Utilisateur:Darkdadaah/Analyses/Interwikis
Analysis of interwiki (or language) links different from their page name in all wiktionaries (dumps from 2016-04-07, script used: Anagrimes: interwiki_analysis.pl).
apostrophe | 2343 |
capital | 3646 |
hyphen | 805 |
not a letter | 260 |
part of title | 1774 |
partial title | 2008 |
empty | 1174 |
placeholder | 100624 |
other | 115578 |
Cases modifier
Apostrophe modifier
Differing community rules.
- Most of the apostrophe interwikis are between fr and other wikis. This is due to the French policy on apostrophe to use the typographic one for titles and texts. Other chapters seem to have similar rules, although it may be due to bot imports.
- It should be easy to match the corresponding entries algorithmically.

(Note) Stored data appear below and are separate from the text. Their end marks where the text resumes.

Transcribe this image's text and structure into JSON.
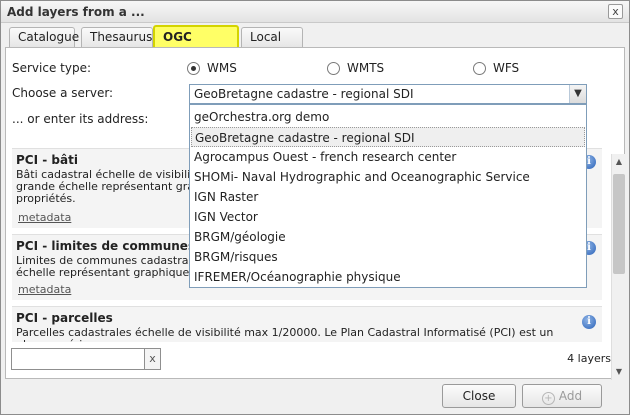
{
  "window": {
    "title": "Add layers from a ...",
    "close_label": "x"
  },
  "tabs": [
    {
      "label": "Catalogue"
    },
    {
      "label": "Thesaurus"
    },
    {
      "label": "OGC server"
    },
    {
      "label": "Local file"
    }
  ],
  "form": {
    "service_type_label": "Service type:",
    "service_options": [
      {
        "label": "WMS",
        "selected": true
      },
      {
        "label": "WMTS",
        "selected": false
      },
      {
        "label": "WFS",
        "selected": false
      }
    ],
    "server_label": "Choose a server:",
    "selected_server": "GeoBretagne cadastre - regional SDI",
    "address_label": "... or enter its address:"
  },
  "dropdown": {
    "items": [
      "geOrchestra.org demo",
      "GeoBretagne cadastre - regional SDI",
      "Agrocampus Ouest - french research center",
      "SHOMi- Naval Hydrographic and Oceanographic Service",
      "IGN Raster",
      "IGN Vector",
      "BRGM/géologie",
      "BRGM/risques",
      "IFREMER/Océanographie physique"
    ],
    "selected_index": 1
  },
  "layers": [
    {
      "title": "PCI - bâti",
      "desc_lines": [
        "Bâti cadastral échelle de visibilité m",
        "grande échelle représentant graphi",
        "propriétés."
      ],
      "link": "metadata"
    },
    {
      "title": "PCI - limites de communes",
      "desc_lines": [
        "Limites de communes cadastrales. L",
        "échelle représentant graphiquemer"
      ],
      "link": "metadata"
    },
    {
      "title": "PCI - parcelles",
      "desc_lines": [
        "Parcelles cadastrales échelle de visibilité max 1/20000. Le Plan Cadastral Informatisé (PCI) est un plan numérique"
      ],
      "link": ""
    }
  ],
  "footer": {
    "search_value": "",
    "clear_label": "x",
    "count_label": "4 layers",
    "close_button": "Close",
    "add_button": "Add"
  }
}
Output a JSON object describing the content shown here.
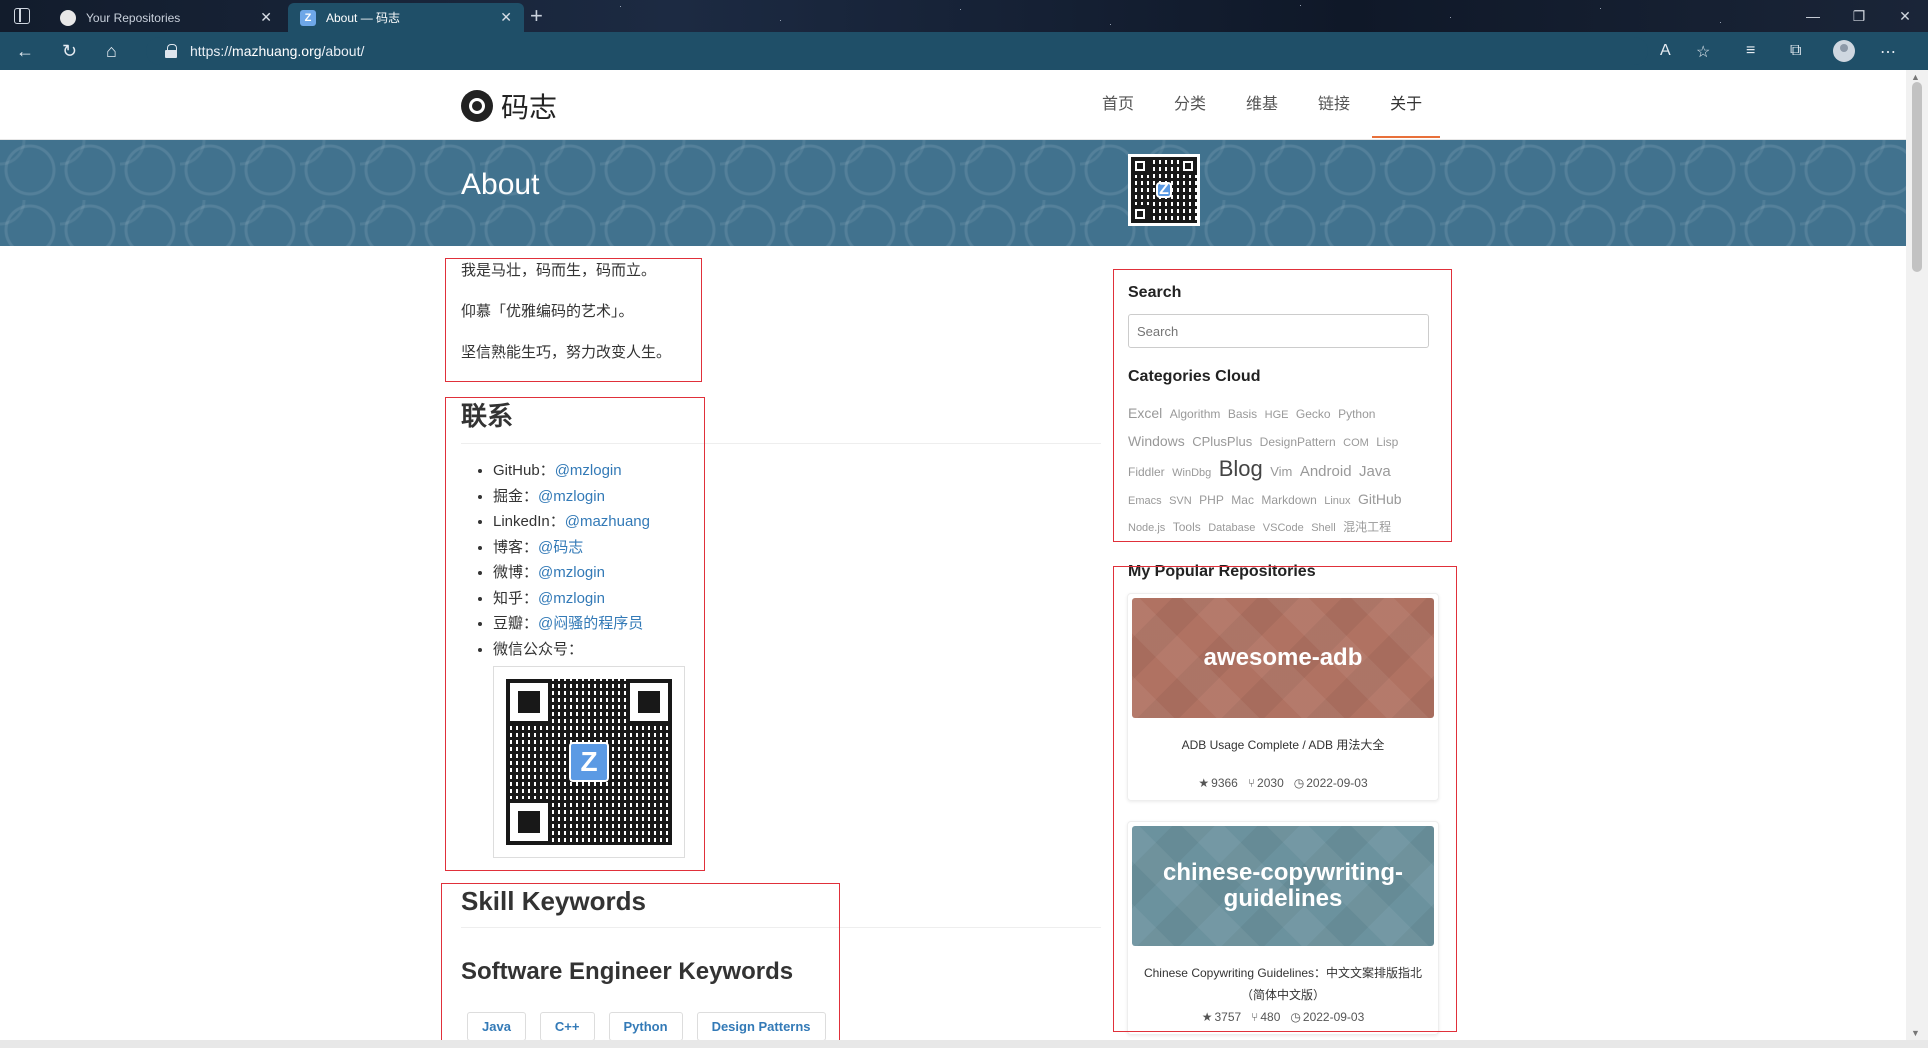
{
  "browser": {
    "tabs": [
      {
        "title": "Your Repositories",
        "active": false
      },
      {
        "title": "About — 码志",
        "active": true
      }
    ],
    "url_scheme": "https://",
    "url_host": "mazhuang.org",
    "url_path": "/about/"
  },
  "site": {
    "brand": "码志",
    "menu": [
      "首页",
      "分类",
      "维基",
      "链接",
      "关于"
    ],
    "active_menu": "关于",
    "banner_title": "About"
  },
  "intro": [
    "我是马壮，码而生，码而立。",
    "仰慕「优雅编码的艺术」。",
    "坚信熟能生巧，努力改变人生。"
  ],
  "contact": {
    "heading": "联系",
    "items": [
      {
        "label": "GitHub：",
        "link": "@mzlogin"
      },
      {
        "label": "掘金：",
        "link": "@mzlogin"
      },
      {
        "label": "LinkedIn：",
        "link": "@mazhuang"
      },
      {
        "label": "博客：",
        "link": "@码志"
      },
      {
        "label": "微博：",
        "link": "@mzlogin"
      },
      {
        "label": "知乎：",
        "link": "@mzlogin"
      },
      {
        "label": "豆瓣：",
        "link": "@闷骚的程序员"
      },
      {
        "label": "微信公众号：",
        "link": ""
      }
    ]
  },
  "skills": {
    "heading": "Skill Keywords",
    "subheading": "Software Engineer Keywords",
    "keywords": [
      "Java",
      "C++",
      "Python",
      "Design Patterns"
    ]
  },
  "sidebar": {
    "search_heading": "Search",
    "search_placeholder": "Search",
    "categories_heading": "Categories Cloud",
    "categories": [
      "Excel",
      "Algorithm",
      "Basis",
      "HGE",
      "Gecko",
      "Python",
      "Windows",
      "CPlusPlus",
      "DesignPattern",
      "COM",
      "Lisp",
      "Fiddler",
      "WinDbg",
      "Blog",
      "Vim",
      "Android",
      "Java",
      "Emacs",
      "SVN",
      "PHP",
      "Mac",
      "Markdown",
      "Linux",
      "GitHub",
      "Node.js",
      "Tools",
      "Database",
      "VSCode",
      "Shell",
      "混沌工程"
    ],
    "repos_heading": "My Popular Repositories",
    "repos": [
      {
        "name": "awesome-adb",
        "desc": "ADB Usage Complete / ADB 用法大全",
        "stars": "9366",
        "forks": "2030",
        "updated": "2022-09-03"
      },
      {
        "name": "chinese-copywriting-guidelines",
        "desc": "Chinese Copywriting Guidelines：中文文案排版指北（简体中文版）",
        "stars": "3757",
        "forks": "480",
        "updated": "2022-09-03"
      }
    ]
  },
  "colors": {
    "accent": "#e8703a",
    "link": "#337ab7",
    "banner": "#41728e",
    "annotation": "#e0303a"
  }
}
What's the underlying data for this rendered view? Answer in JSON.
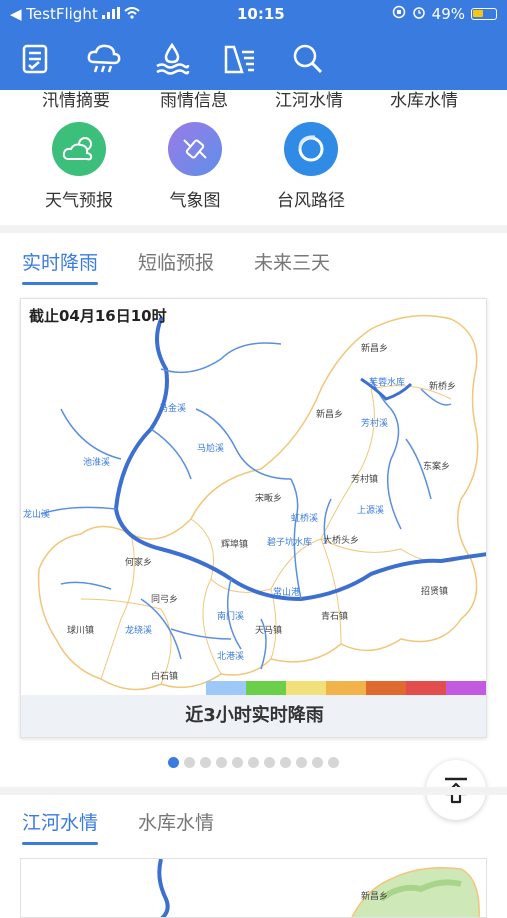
{
  "status_bar": {
    "back_app": "◀ TestFlight",
    "time": "10:15",
    "battery": "49%"
  },
  "toolbar": {
    "icons": [
      "report-icon",
      "rain-cloud-icon",
      "water-level-icon",
      "reservoir-icon",
      "search-icon"
    ]
  },
  "nav_top_row": [
    "汛情摘要",
    "雨情信息",
    "江河水情",
    "水库水情"
  ],
  "nav_items": [
    {
      "label": "天气预报",
      "icon": "weather-icon",
      "color": "#3bbf7a"
    },
    {
      "label": "气象图",
      "icon": "satellite-icon",
      "color": "#7b6fe0"
    },
    {
      "label": "台风路径",
      "icon": "typhoon-icon",
      "color": "#2f8be6"
    }
  ],
  "rain_tabs": [
    {
      "label": "实时降雨",
      "active": true
    },
    {
      "label": "短临预报",
      "active": false
    },
    {
      "label": "未来三天",
      "active": false
    }
  ],
  "map": {
    "timestamp": "截止04月16日10时",
    "caption": "近3小时实时降雨",
    "legend_colors": [
      "#9ec8f8",
      "#6ccf4c",
      "#f2e07a",
      "#f2b34a",
      "#e0692f",
      "#e34d4d",
      "#c35be0"
    ],
    "legend_ticks": [
      "50",
      "100",
      "250"
    ],
    "place_labels": [
      "新昌乡",
      "芙蓉水库",
      "新桥乡",
      "新昌乡",
      "芳村溪",
      "东案乡",
      "芳村镇",
      "宋畈乡",
      "上源溪",
      "辉埠镇",
      "虹桥溪",
      "碧子坑水库",
      "大桥头乡",
      "何家乡",
      "常山港",
      "招贤镇",
      "同弓乡",
      "球川镇",
      "龙绕溪",
      "南门溪",
      "天马镇",
      "青石镇",
      "白石镇",
      "北港溪",
      "马金溪",
      "马尬溪",
      "池淮溪",
      "龙山溪"
    ]
  },
  "pager": {
    "count": 11,
    "active": 0
  },
  "water_tabs": [
    {
      "label": "江河水情",
      "active": true
    },
    {
      "label": "水库水情",
      "active": false
    }
  ],
  "map2_label": "新昌乡"
}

An exception should be made for the article on the punctuations themselves.
Some details:
fr | 889 |
ku | 224 |
vi | 103 |
ru | 80 |
de | 50 |
ko | 47 |
mg | 45 |
es | 28 |
fi | 26 |
lt | 5 |
cs | 3 |
eu | 3 |
tr | 2 |
et | 1 |
nah | 1 |
nl | 1 |
wa | 1 |
Capital modifier
Should not happen.
All Wiktionary projects differentiate the first letter in lower/uppercase.
hyphen modifier
Should not happen.
A difference in separation of parts, with a space or an hyphen: Wiktionaries have different pages for those.
Not a letter modifier
Differing community rules.
Difference with something that is not a letter: dot (with/without), comma (with/without), ellipsis (… or ...). Other cases are probably errors, like an absence of apostrophe.
Partial text modifier
Should not happen.
Partial texts (e.g. plural forms like pt:saca-rolha -> fr:saca-rolhas).
Empty modifier
Should not happen.
Two wikis have some empty links: te (1027) and mg (147). Probable bot errors.
Placeholder modifier
Should not happen.
One wiki, te, has 100624 links with the same content: కొత్త తెలుగు పదం (simply translated as "new Telugu word").
Other modifier
Should not happen.
Further analysis of this category shows the following:
- 15041 contain colons, i.e. "Sjabloon:a", meaning that they have a template in place of the title.
- This is the case for hu, mg, ay
- Other such case are links to project pages (errors).
- The majority of the rest is most likely an erroneous usage of those links where the links is actually a translation. This is the case for : ky, mg, sa, kn, or.
Summary modifier
Only two categories of differing interwikis seem acceptable:
- Apostrophe: some wikis (mostly fr). Not only for French but for any language where an apostrophe is used in place of « ' ».
- Punctuation: for phrases, some wikis add punctuations (commas, period, exclamation marks...).